Comment by mgaunard
18 hours ago
Build everything from source within a single unified workspace, cache whatever artifacts were already built with content-addressable storage so that you don't need to build them again.
You should also avoid libraries, as they reduce granularity and needlessly complexify the logic.
I'd also argue you shouldn't have any kind of declaration of dependencies and simply deduce them transparently based on what the code includes, with some logic to map header to implementation files.
The problem is doing this requires a team to support it that is realistically as large as your average product team. I know Bazel is the solution here but as someone who has used C++, modified build systems and maintained CI for teams for years, I have never gotten it to work for anything more than a toy project.
I have several times built my own system to do just that when it wasn't even my main job. Doesn't take more than a couple of days.
Bazel is certainly not the solution; it's arguably closer to being the problem. The worst build system I have ever seen was Bazel-based.
> I have several times built my own system to do just that when it wasn't even my main job. Doesn't take more than a couple of days.
Really? I'd love a link to even something that works as a toy project
> Bazel is certainly not the solution; it's arguably closer to being the problem. The worst build system I have ever seen was Bazel-based.
I agree
2 replies →
>Build everything from source within a single unified workspace, cache whatever artifacts were already built with content-addressable storage so that you don't need to build them again.
Which tool do you use for content-addressable storage in your builds?
>You should also avoid libraries, as they reduce granularity and needlessly complexify the logic.
This isn't always feasible though.
What's the best practice when one cannot avoid a library?
You can use S3 or equivalent; a normal filesystem (networked or not) also works well.
You hash all the inputs that go into building foo.cpp, and then that gives you /objs/<hash>.o. If it exists, you use it; if not, you build it first.
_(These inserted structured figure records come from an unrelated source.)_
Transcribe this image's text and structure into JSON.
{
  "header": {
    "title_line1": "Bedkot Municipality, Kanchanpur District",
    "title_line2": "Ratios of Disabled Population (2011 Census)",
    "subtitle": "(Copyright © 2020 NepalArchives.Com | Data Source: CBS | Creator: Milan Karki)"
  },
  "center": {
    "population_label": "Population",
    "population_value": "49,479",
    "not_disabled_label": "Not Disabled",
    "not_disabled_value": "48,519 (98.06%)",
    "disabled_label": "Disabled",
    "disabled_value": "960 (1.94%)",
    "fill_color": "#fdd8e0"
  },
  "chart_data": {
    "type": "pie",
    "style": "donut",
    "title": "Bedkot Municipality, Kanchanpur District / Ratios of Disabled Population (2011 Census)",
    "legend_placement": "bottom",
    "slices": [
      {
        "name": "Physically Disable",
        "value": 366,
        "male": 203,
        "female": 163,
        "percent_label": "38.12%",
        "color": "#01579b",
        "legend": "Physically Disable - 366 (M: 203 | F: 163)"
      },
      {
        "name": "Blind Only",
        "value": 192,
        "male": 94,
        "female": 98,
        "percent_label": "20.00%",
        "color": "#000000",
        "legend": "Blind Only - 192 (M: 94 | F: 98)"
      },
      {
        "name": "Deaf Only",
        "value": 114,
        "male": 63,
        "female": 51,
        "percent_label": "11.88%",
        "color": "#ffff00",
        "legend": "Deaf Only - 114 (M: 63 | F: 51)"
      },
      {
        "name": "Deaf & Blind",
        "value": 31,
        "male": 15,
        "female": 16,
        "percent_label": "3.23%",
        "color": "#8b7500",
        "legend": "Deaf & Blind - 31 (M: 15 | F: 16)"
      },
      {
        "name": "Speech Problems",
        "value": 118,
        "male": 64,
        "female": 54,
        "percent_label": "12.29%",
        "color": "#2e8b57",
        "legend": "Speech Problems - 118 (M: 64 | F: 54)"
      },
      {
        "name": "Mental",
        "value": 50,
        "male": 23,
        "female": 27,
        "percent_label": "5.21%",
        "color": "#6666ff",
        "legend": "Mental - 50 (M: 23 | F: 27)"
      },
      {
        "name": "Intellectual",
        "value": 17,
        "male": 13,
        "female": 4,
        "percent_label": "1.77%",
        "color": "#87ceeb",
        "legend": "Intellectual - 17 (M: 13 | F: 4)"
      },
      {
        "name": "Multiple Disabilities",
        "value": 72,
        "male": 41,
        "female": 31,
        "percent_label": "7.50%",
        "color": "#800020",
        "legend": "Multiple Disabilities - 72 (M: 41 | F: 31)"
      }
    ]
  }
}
Then if any other .cpp file ever includes foo.hpp (directly or indirectly), you mark that it needs to link /objs/<hash>.o.
You expand the link requirements transitively, and you have a build system. 200 lines of code. Your code is self-describing and you never need to write any build logic again, and your build system is reliable, strictly builds only what it needs while sharing artifacts across the team, and never leads to ODR.